Deaths on bike paths. Granelli’s sentence was postponed

Veronica D’Incà, 38, riding a bicycle, was hit by a truck in February 2023 in Viale Brianza, leaving behind a 6-year-old girl. Cristina Scotia, 39 years old, holistic masseuse and personal trainer, died in the spring of the same year, hit by a concrete mixer on the bicycle path between Via Francesco Sforza and Corso di Porta Vittoria. According to the prosecutor’s office, the two women lost their lives not because of a tragic accident, but because of the alleged negligence of city managers who created irregular and disobedient bicycle lanes. Thus contributing to the dynamics of this fatal accident.

The former Mobility board member, now in charge of Territorial Concern, Marco Granelli, who has long been the symbolic face of the government led by Mayor Giuseppe Sala, risks a double penalty. Granelli signed an ordinance in 2020, in the midst of the pandemic, establishing a bicycle lane through Sforza. Also of concern to prosecutors is the final section of the cycle path that crosses Viale Monza and which, also in this case, would be permitted by council members. The Milan prosecutor’s office, yesterday with prosecutor Barbara Benzi and last September 25 with her colleague Mauro Clerici (both from the department headed by deputy Tiziana Siciliano) insisted on a sentence: one year and four months for D’Incà’s death and one year for Scotland’s death. Punishments were also requested in the D’Incà case for the truck driver and manager of Palazzo Marino. And in the case of Scotland, two years and four months for a freight forwarder who may decide to seek a plea bargain.

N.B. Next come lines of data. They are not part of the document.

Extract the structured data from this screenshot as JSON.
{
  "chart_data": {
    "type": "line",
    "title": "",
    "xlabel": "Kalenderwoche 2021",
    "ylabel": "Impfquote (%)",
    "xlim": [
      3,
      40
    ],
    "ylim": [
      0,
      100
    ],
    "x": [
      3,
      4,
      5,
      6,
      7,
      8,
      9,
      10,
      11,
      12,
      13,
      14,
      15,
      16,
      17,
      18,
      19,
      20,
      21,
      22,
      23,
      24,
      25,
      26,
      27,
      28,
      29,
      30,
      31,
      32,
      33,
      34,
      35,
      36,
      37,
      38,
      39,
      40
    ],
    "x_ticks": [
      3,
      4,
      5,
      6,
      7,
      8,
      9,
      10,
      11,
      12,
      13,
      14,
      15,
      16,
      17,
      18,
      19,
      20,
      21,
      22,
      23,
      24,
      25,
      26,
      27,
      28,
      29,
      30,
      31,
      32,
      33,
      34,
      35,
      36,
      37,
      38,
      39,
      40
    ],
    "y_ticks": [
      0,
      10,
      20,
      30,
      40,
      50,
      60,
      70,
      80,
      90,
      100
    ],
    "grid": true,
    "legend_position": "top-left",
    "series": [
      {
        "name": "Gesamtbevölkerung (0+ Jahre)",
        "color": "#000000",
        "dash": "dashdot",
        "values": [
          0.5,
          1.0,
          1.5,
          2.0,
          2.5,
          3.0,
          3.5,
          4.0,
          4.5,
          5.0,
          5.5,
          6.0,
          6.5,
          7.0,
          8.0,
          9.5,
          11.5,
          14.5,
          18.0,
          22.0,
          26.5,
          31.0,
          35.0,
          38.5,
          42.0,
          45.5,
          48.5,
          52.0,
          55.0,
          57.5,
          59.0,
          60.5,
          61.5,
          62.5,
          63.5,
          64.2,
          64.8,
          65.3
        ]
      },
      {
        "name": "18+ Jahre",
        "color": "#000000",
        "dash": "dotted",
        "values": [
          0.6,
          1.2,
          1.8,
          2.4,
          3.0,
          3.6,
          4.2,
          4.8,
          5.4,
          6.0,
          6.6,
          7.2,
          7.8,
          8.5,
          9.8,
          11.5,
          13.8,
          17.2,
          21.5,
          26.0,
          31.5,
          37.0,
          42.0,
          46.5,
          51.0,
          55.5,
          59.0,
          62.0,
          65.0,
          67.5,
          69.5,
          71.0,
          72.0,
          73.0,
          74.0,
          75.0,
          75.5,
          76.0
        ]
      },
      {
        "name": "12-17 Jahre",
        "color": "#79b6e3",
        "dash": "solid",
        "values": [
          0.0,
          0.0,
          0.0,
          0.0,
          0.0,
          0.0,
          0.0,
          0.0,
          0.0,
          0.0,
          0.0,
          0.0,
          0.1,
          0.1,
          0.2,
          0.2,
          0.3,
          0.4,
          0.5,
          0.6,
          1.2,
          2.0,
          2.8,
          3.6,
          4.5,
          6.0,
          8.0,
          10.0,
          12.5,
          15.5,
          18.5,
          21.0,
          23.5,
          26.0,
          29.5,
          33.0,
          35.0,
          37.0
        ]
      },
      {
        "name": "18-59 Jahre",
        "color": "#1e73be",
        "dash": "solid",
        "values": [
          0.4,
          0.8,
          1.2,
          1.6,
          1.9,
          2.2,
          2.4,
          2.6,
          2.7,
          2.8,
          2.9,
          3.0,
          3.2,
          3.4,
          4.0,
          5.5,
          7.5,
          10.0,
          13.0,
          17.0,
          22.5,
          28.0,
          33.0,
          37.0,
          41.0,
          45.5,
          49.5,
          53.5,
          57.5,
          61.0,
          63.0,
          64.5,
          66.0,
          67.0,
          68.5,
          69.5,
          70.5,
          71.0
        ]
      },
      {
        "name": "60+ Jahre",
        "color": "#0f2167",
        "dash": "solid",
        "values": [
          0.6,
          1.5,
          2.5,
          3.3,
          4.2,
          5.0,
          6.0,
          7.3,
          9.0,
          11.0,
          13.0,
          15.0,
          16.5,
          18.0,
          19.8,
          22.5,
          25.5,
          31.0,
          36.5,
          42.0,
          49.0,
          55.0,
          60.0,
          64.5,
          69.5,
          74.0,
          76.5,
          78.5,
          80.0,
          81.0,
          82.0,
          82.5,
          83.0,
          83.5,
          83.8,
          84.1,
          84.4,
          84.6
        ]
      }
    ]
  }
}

Judge Alberto Carboni will decide on the trial of the two highway victims on December 17, after the prosecutor’s answer to yesterday’s defense arguments at the trial. In the investigation into Scotland’s death, as prosecutors highlighted, there were no protective barriers separating the car lane from the cycle lane. As stated in the notice of the conclusion of the investigation, near the Sormani Library, the lane on Via Sforza, which was authorized as a trial for one year by the Ministry of Transport, was then accompanied by “signs that do not comply with the provisions of the Highway Code (…) because they conflict” and “might cause confusion among road users” and “increase the danger”.

In essence, the track had been painted on the ground and with supposedly obscure signs at the corners, at the top of the traffic lights. Granelli, along with defender Franco Rossi Galante and the other accused city managers, instead provided a brief report to highlight that the behavior of government representatives was commonplace.